By the sake of simplicity let us assume that $-K_V$ is very ample, for the general case you can look at this paper by A. Beauville.
If $V$ is a Fano 3-fold containing $S$ as a hyperplane section, by the Lefschetz Hyperplane Theorem the restriction map $$r \colon \textrm{Pic}\,V \longrightarrow \textrm{Pic} \, S$$ is injective, and this is a constraint on the $K3$ surface $S$.
For instance, it is well-known that for all $g \geq 2$ there exists a polarized K3 surface $(S, \, L)$ of genus $g$ such that $\textrm{Pic} \, S$ is generated by $[L]$, see for instance
Picard group of a K3 surface generated by a curve
On the other hand, we know by the work of Iskovskih that smooth Fano threefolds with $b_2=1$ form a bounded family (they belong to exactly $17$ isomorphism classes).
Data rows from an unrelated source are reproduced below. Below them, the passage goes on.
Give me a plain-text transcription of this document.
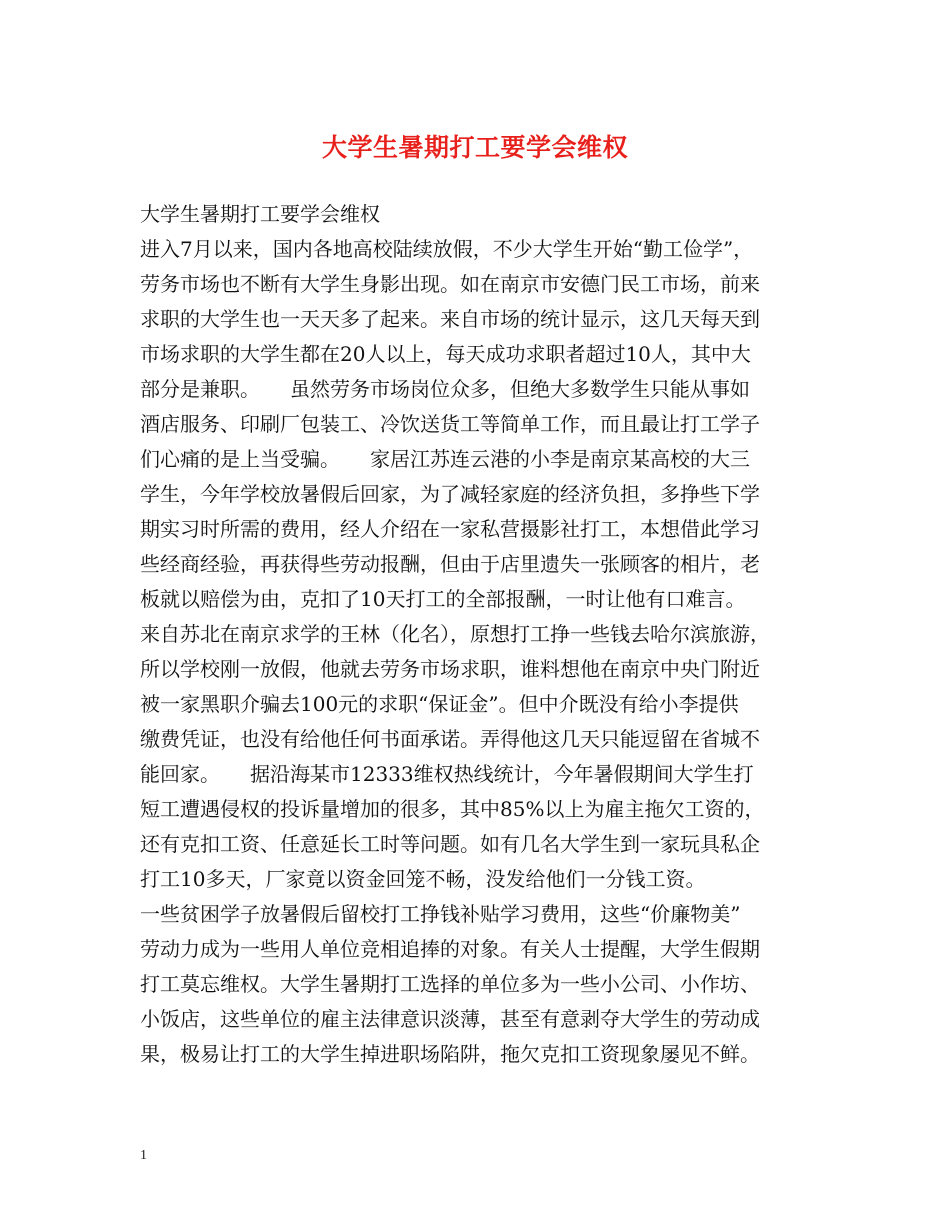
大学生暑期打工要学会维权
大学生暑期打工要学会维权
进入7月以来，国内各地高校陆续放假，不少大学生开始“勤工俭学”，
劳务市场也不断有大学生身影出现。如在南京市安德门民工市场，前来
求职的大学生也一天天多了起来。来自市场的统计显示，这几天每天到
市场求职的大学生都在20人以上，每天成功求职者超过10人，其中大
部分是兼职。　　虽然劳务市场岗位众多，但绝大多数学生只能从事如
酒店服务、印刷厂包装工、冷饮送货工等简单工作，而且最让打工学子
们心痛的是上当受骗。　　家居江苏连云港的小李是南京某高校的大三
学生，今年学校放暑假后回家，为了减轻家庭的经济负担，多挣些下学
期实习时所需的费用，经人介绍在一家私营摄影社打工，本想借此学习
些经商经验，再获得些劳动报酬，但由于店里遗失一张顾客的相片，老
板就以赔偿为由，克扣了10天打工的全部报酬，一时让他有口难言。
来自苏北在南京求学的王林（化名），原想打工挣一些钱去哈尔滨旅游，
所以学校刚一放假，他就去劳务市场求职，谁料想他在南京中央门附近
被一家黑职介骗去100元的求职“保证金”。但中介既没有给小李提供
缴费凭证，也没有给他任何书面承诺。弄得他这几天只能逗留在省城不
能回家。　　据沿海某市12333维权热线统计，今年暑假期间大学生打
短工遭遇侵权的投诉量增加的很多，其中85%以上为雇主拖欠工资的，
还有克扣工资、任意延长工时等问题。如有几名大学生到一家玩具私企
打工10多天，厂家竟以资金回笼不畅，没发给他们一分钱工资。
一些贫困学子放暑假后留校打工挣钱补贴学习费用，这些“价廉物美”
劳动力成为一些用人单位竞相追捧的对象。有关人士提醒，大学生假期
打工莫忘维权。大学生暑期打工选择的单位多为一些小公司、小作坊、
小饭店，这些单位的雇主法律意识淡薄，甚至有意剥夺大学生的劳动成
果，极易让打工的大学生掉进职场陷阱，拖欠克扣工资现象屡见不鲜。
1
Therefore, if $g$ is large enough, every smooth Fano $3$-fold $V$ of genus $g$ satisfies $b_2(V) \geq 2$, i.e. $\textrm{Pic}\, V $ has rank $\geq 2$. Since $\textrm{Pic} \, S$ has rank $1$, by the injectivity of $r$ it follows that $S$ cannot be obtained as a hyperplane section of a smooth Fano $3$-fold.
Let me finish by asking the following
Question. Is there any example of a smooth $K3$ surface $S$ appearing as a non-ample anticanonical divisor in a smooth 3-fold $V$?